Ski et écologie: non, les canons à neige ne sont pas les plus polluants

© ISTOCK
Nathan Scheirlinckx
Nathan Scheirlinckx Journaliste au Vif

Alors que certaines stations ferment par manque de neige, la pratique du ski est de plus en plus pointée du doigt pour son impact négatif sur le climat. Au point de rendre ski et écologie incompatibles ? Cela dépend surtout de vous…

En Belgique, les vacances de carnaval – dites maintenant congé de détente – riment souvent avec sortie en famille au ski. C’est encore plus vrai pour les francophones que pour les néerlandophones, selon une étude de LHM Conseil.

En 2021, 730.000 Belges se sont rendus aux sports d’hiver. Près de la moitié d’entre eux (47%) ont opté cette année-là pour la France comme destination. Un chiffre qui monte à 81% si on ne prend en compte que la population wallonne.

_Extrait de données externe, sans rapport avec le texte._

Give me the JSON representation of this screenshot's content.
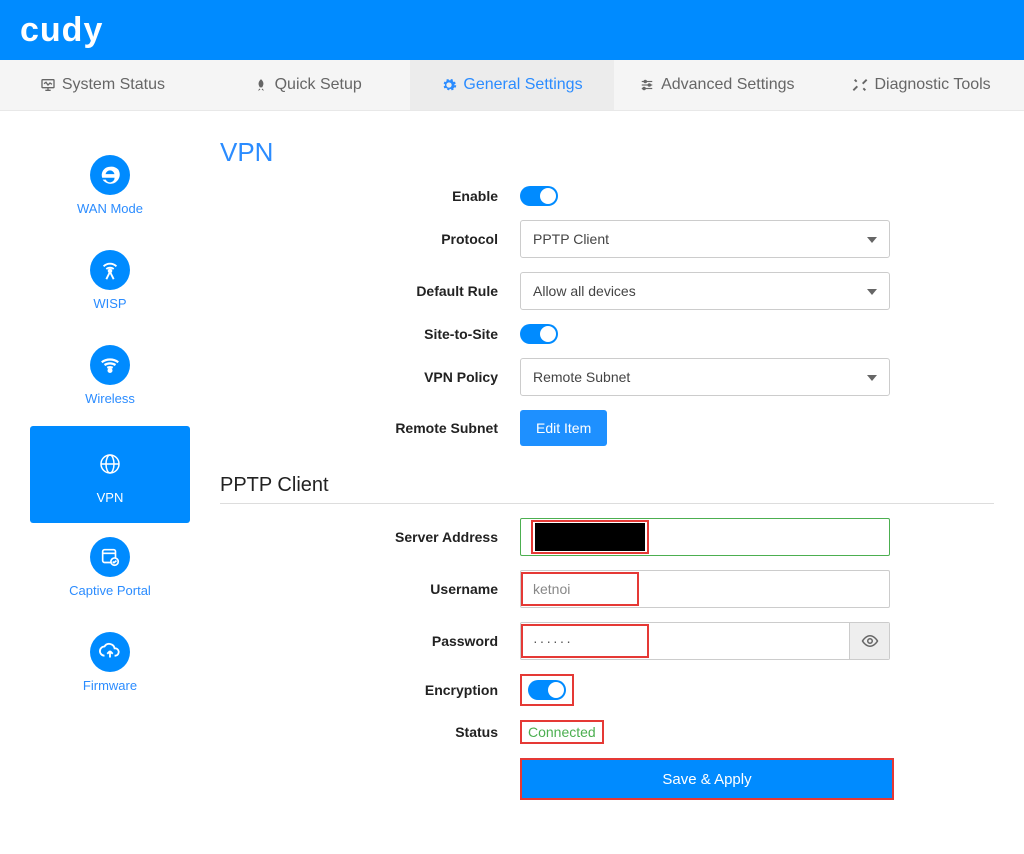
{
  "brand": "cudy",
  "tabs": {
    "system_status": "System Status",
    "quick_setup": "Quick Setup",
    "general_settings": "General Settings",
    "advanced_settings": "Advanced Settings",
    "diagnostic_tools": "Diagnostic Tools"
  },
  "sidebar": {
    "wan_mode": "WAN Mode",
    "wisp": "WISP",
    "wireless": "Wireless",
    "vpn": "VPN",
    "captive_portal": "Captive Portal",
    "firmware": "Firmware"
  },
  "vpn": {
    "title": "VPN",
    "labels": {
      "enable": "Enable",
      "protocol": "Protocol",
      "default_rule": "Default Rule",
      "site_to_site": "Site-to-Site",
      "vpn_policy": "VPN Policy",
      "remote_subnet": "Remote Subnet"
    },
    "values": {
      "protocol": "PPTP Client",
      "default_rule": "Allow all devices",
      "vpn_policy": "Remote Subnet",
      "edit_item": "Edit Item"
    }
  },
  "pptp": {
    "title": "PPTP Client",
    "labels": {
      "server_address": "Server Address",
      "username": "Username",
      "password": "Password",
      "encryption": "Encryption",
      "status": "Status"
    },
    "values": {
      "server_address": "",
      "username": "ketnoi",
      "password": "······",
      "status": "Connected"
    }
  },
  "actions": {
    "save_apply": "Save & Apply"
  }
}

Quel est l’impact de ces touristes qui débarquent sur les pistes pour le réchauffement climatique ? Le Vif a décidé de faire le point de la situation chez nos voisins français, qui accueillent 10 millions de skieurs chaque année. Cela permet l’emploi de 18.000 salariés et de 120.000 emplois secondaires (Horeca, commerces, écoles de ski…) mais produit aussi 800.000 tonnes de CO2 par an.

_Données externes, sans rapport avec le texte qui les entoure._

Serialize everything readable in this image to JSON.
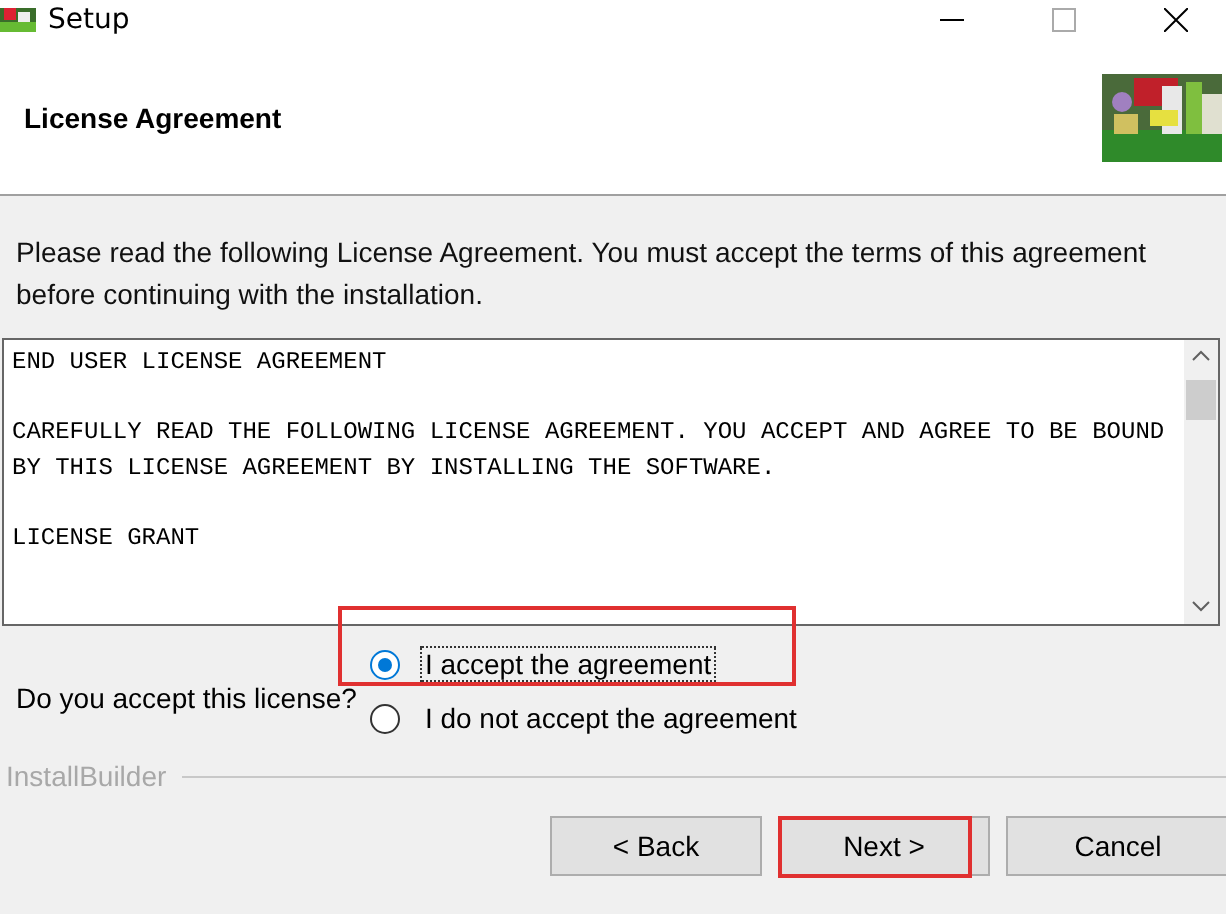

Des stations de ski obligées de fermer

La saison 2022 de certaines stations de ski françaises est aussi noire que les pistes les plus pentues de leur domaine. Et pour cause : les flocons ne tombent plus comme avant sur les sommets montagneux.

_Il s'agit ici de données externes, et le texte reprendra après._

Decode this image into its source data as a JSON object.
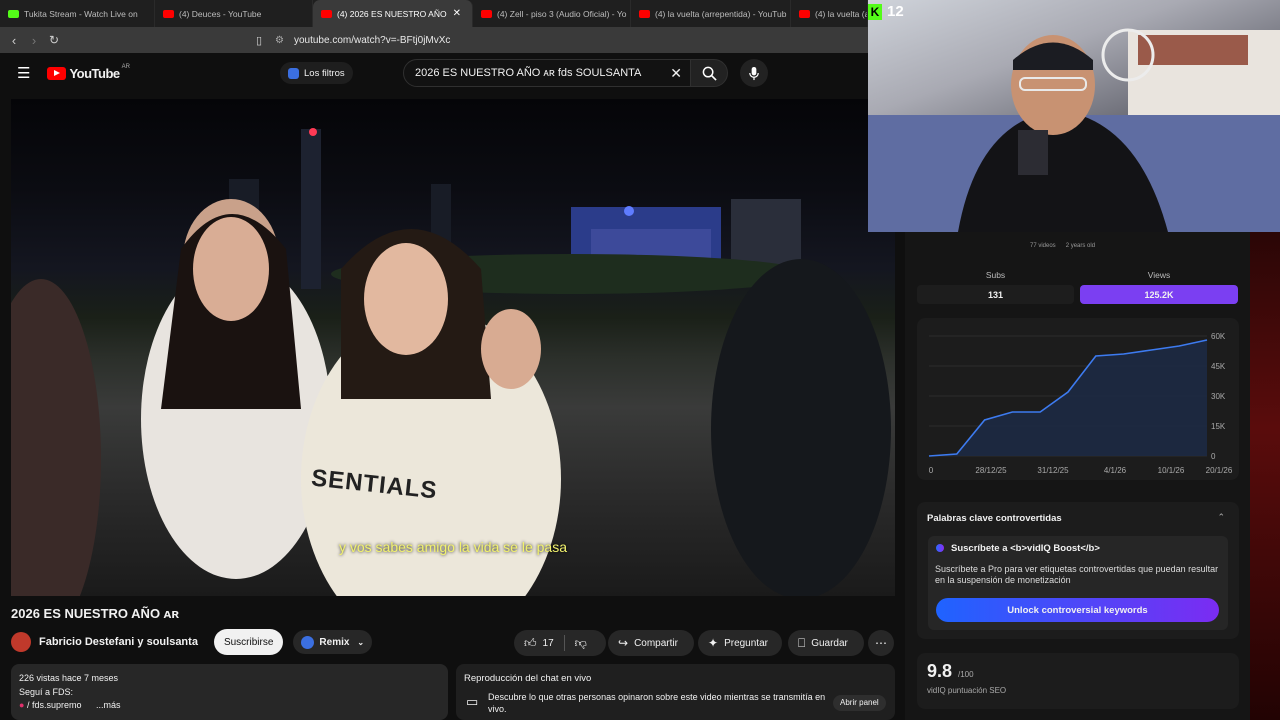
{
  "browser": {
    "tabs": [
      {
        "title": "Tukita Stream - Watch Live on",
        "color": "#53fc18"
      },
      {
        "title": "(4) Deuces - YouTube",
        "color": "#ff0000"
      },
      {
        "title": "(4) 2026 ES NUESTRO AÑO",
        "color": "#ff0000",
        "active": true
      },
      {
        "title": "(4) Zell - piso 3 (Audio Oficial) - Yo",
        "color": "#ff0000"
      },
      {
        "title": "(4) la vuelta (arrepentida) - YouTub",
        "color": "#ff0000"
      },
      {
        "title": "(4) la vuelta (a",
        "color": "#ff0000"
      }
    ],
    "url": "youtube.com/watch?v=-BFtj0jMvXc"
  },
  "youtube": {
    "logo": "YouTube",
    "region": "AR",
    "filters_label": "Los filtros",
    "search_value": "2026 ES NUESTRO AÑO ᴀʀ fds SOULSANTA"
  },
  "video": {
    "caption": "y vos sabes amigo la vida se le pasa",
    "shirt_text": "SENTIALS",
    "title": "2026 ES NUESTRO AÑO ᴀʀ",
    "channel": "Fabricio Destefani y soulsanta",
    "subscribe_label": "Suscribirse",
    "remix_label": "Remix",
    "likes": "17",
    "share_label": "Compartir",
    "ask_label": "Preguntar",
    "save_label": "Guardar"
  },
  "description": {
    "meta": "226 vistas  hace 7 meses",
    "line1": "Seguí a FDS:",
    "handle": "/ fds.supremo",
    "more": "...más"
  },
  "chat_panel": {
    "title": "Reproducción del chat en vivo",
    "text": "Descubre lo que otras personas opinaron sobre este video mientras se transmitía en vivo.",
    "button": "Abrir panel"
  },
  "stream_overlay": {
    "viewers": "12"
  },
  "vidiq": {
    "top_stats": [
      "77 videos",
      "2 years old"
    ],
    "subs_label": "Subs",
    "subs_value": "131",
    "views_label": "Views",
    "views_value": "125.2K",
    "keywords_title": "Palabras clave controvertidas",
    "boost_title": "Suscríbete a <b>vidIQ Boost</b>",
    "boost_text": "Suscríbete a Pro para ver etiquetas controvertidas que puedan resultar en la suspensión de monetización",
    "unlock_label": "Unlock controversial keywords",
    "seo_score": "9.8",
    "seo_max": "/100",
    "seo_label": "vidIQ puntuación SEO"
  },
  "chart_data": {
    "type": "area",
    "x_ticks": [
      "0",
      "28/12/25",
      "31/12/25",
      "4/1/26",
      "10/1/26",
      "20/1/26"
    ],
    "y_ticks": [
      "60K",
      "45K",
      "30K",
      "15K",
      "0"
    ],
    "ylim": [
      0,
      60000
    ],
    "values": [
      0,
      1000,
      18000,
      22000,
      22000,
      32000,
      50000,
      51000,
      53000,
      55000,
      58000
    ],
    "line_color": "#3d7bf0"
  }
}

Depuis 1951, 169 stations de ski ont dû mettre la clé sous le paillasson en France. Pour la moitié d’entre elles, c’est à cause du manque de neige, selon une étude de l’Université de Grenoble citée par Forbes. D’après les statistiques, de nombreuses stations alpines pourraient perdre jusqu’à 70% de leur neige d’ici 2100.    

Lire aussi | Comment les skieurs s’adaptent au manque de neige (Trends, Carte blanche)

Pour pallier cela, les canons à neige sont de plus en plus utilisés afin de recouvrir les pistes de blanc. En 2022, 39% des pistes françaises y avaient recours selon Le Monde

Les canons à neige : un impact carbone limité

Pour faire fonctionner les canons à neige, il faut utiliser de l’eau. Mais contrairement à ce qu’on pourrait penser, les canons à neige ont un impact limité sur la pollution engendrée par la pratique du ski.

Les activités liées directement à la pratique de ce sport (remontées mécaniques, production de neige, entretien des pistes…) ne représentent que 2 à 3% des émissions de gaz à effet de serre (GES) émis par les stations.

Sur base des chiffres de l’ADEME (Agence de l’environnement et de la maitrise de l’énergie) publiés pour l’année 2022, on peut maintenant établir le bilan carbone d’une journée passée sur les pistes de ski françaises.

En se basant sur trois grandes stations françaises (Tignes, La Clusaz et Le Grand Bornand), l’ADEME a établi qu’une journée de glisse correspond à l’émission d’à peu près 50 kilos de CO2 par personne.

Le transport, ce qui pollue le plus

Avec une part de 52% dans ce total, le transport, est le poste le plus polluant. D’après une étude de 2009 – certes un peu datée – à laquelle l’ADEME a participé, plus d’1 personne sur 2 se rend au ski en voiture, 1 sur 3 en avion et seulement 1 sur 10 en train ou en bus.

Le poste suivant concerne le logement et les collectivités, qui représentent 21% des GES. Comprenez la facture énergétique des logements pour le chauffage. L’utilisation de l’équipement (skis, vêtements, bottines) pèse 16% dans le total, suivi par l’alimentation (8%) et le domaine skiable (3%).

La pollution du ski, au-delà du CO2

L’empreinte écologique du ski ne se limite pas à l’émission de gaz à effet de serre. La pratique de ce sport alpin a aussi un impact sur les sols et la biodiversité.

Sur les domaines skiables, d’éventuels déchets, parfois recouverts par la neige, peuvent mettre des centaines d’années avant de se décomposer. Et ce, en polluant les sols et l’eau car l’humidité favorise le dégagement de matières toxiques.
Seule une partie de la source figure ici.